Recurrent cervical carcinoma after radical hysterectomy and pelvic lymph node dissection: a study of 32 cases
B. Piura1,*, A. Rabinovich1, M. Friger2
1 Unit of Gynecologic Oncology, Department of Obstetrics and Gynecology, Ben-Gurion University of the Negev, Beer-Sheva
2 Department of Epidemiology, Soroka Medical Center and Faculty of Health Sciences, Ben-Gurion University of the Negev, Beer-Sheva (Israel)

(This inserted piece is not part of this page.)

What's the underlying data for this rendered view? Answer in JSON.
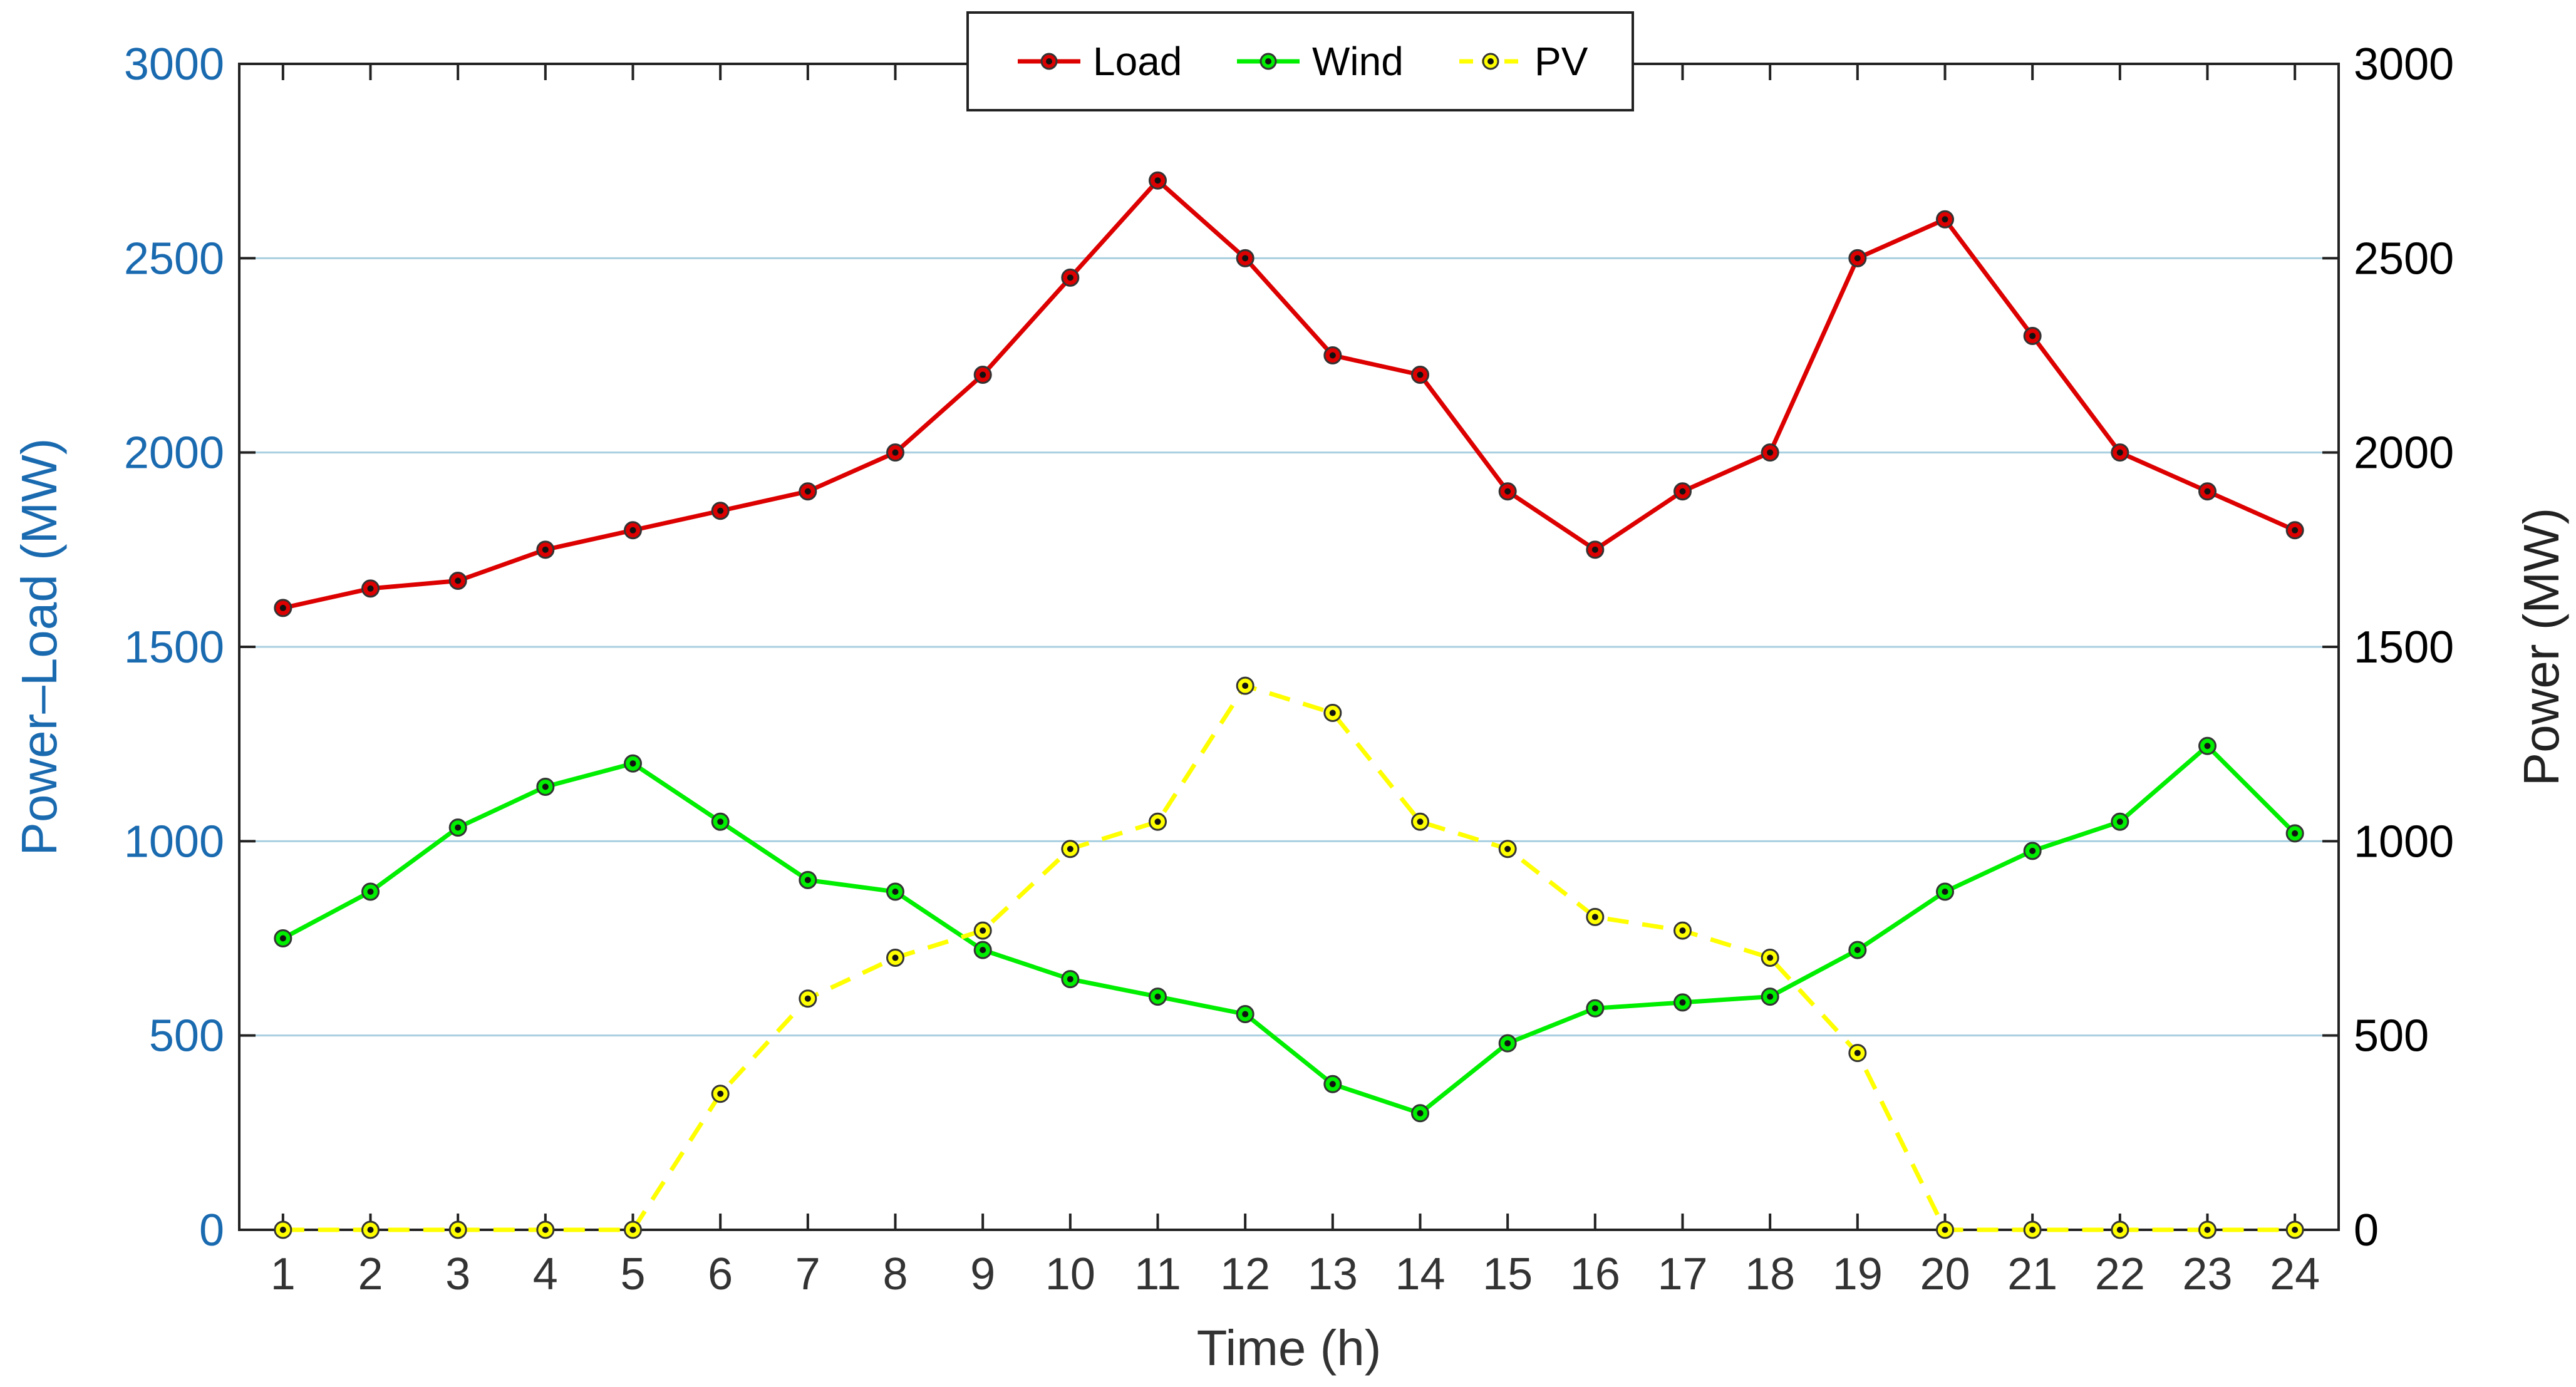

Eur. J. Gynaecol. Oncol. 2008, 29(1), 31–36;
Published: 10 February 2008
Purpose of investigation: To investigate the characteristics of patients with recurrent cervical carcinoma after radical hysterectomy and pelvic lymph node dissection (RHND), and to evaluate the effect of clinical and surgical pathologic factors on the outcome of these patients. Methods: Data from the files of 32 patients with recurrent cervical carcinoma after RHND managed at the Soroka Medical Center from 1962 through 2005 were analyzed. Results: These 32 patients represent a recurrence rate of 25.4%. The median recurrence-free interval was 19.3 (range, 1-106) months. The prevailing signs and symptoms were obstructive nephropathy, sacral pain and bowel obstruction. Sixteen (50%) patients had loco-regional recurrence alone, 12 (27.5%) loco-regional plus distant recurrence, and four (12.5%) distant recurrence alone. Treatment modalities included radiotherapy, chemotherapy and various surgical procedures. The 5-year survival rate was 35%, with 22 (68.7%) of the patients dead of disease at the end of follow-up. Univariate analysis demonstrated a significant worsening in survival with each of the following factors: loco-regional plus distant recurrence (p = 0.010), positive pelvic lymph nodes (p = 0.010), tumor size _ 3 cm (p = 0.013), positive lymph vascular space involvement (p = 0.017) and RHND without bilateral salpingo-oophorectomy (p = 0.042). In a multivariate analysis, extent of recurrent disease (locoregional alone versus loco-regional plus distant recurrence) and pelvic lymph node status (negative vs positive) at RHND were the only significant predictors of survival. Uremia was the most common cause of death. Conclusions: Recurrent cervical carcinoma after RHND is a grave disease with unfavorable prognosis. In both univariate and multivariate analyses, extent of recurrent disease and pelvic lymph node status at RHND were significant predictors of survival.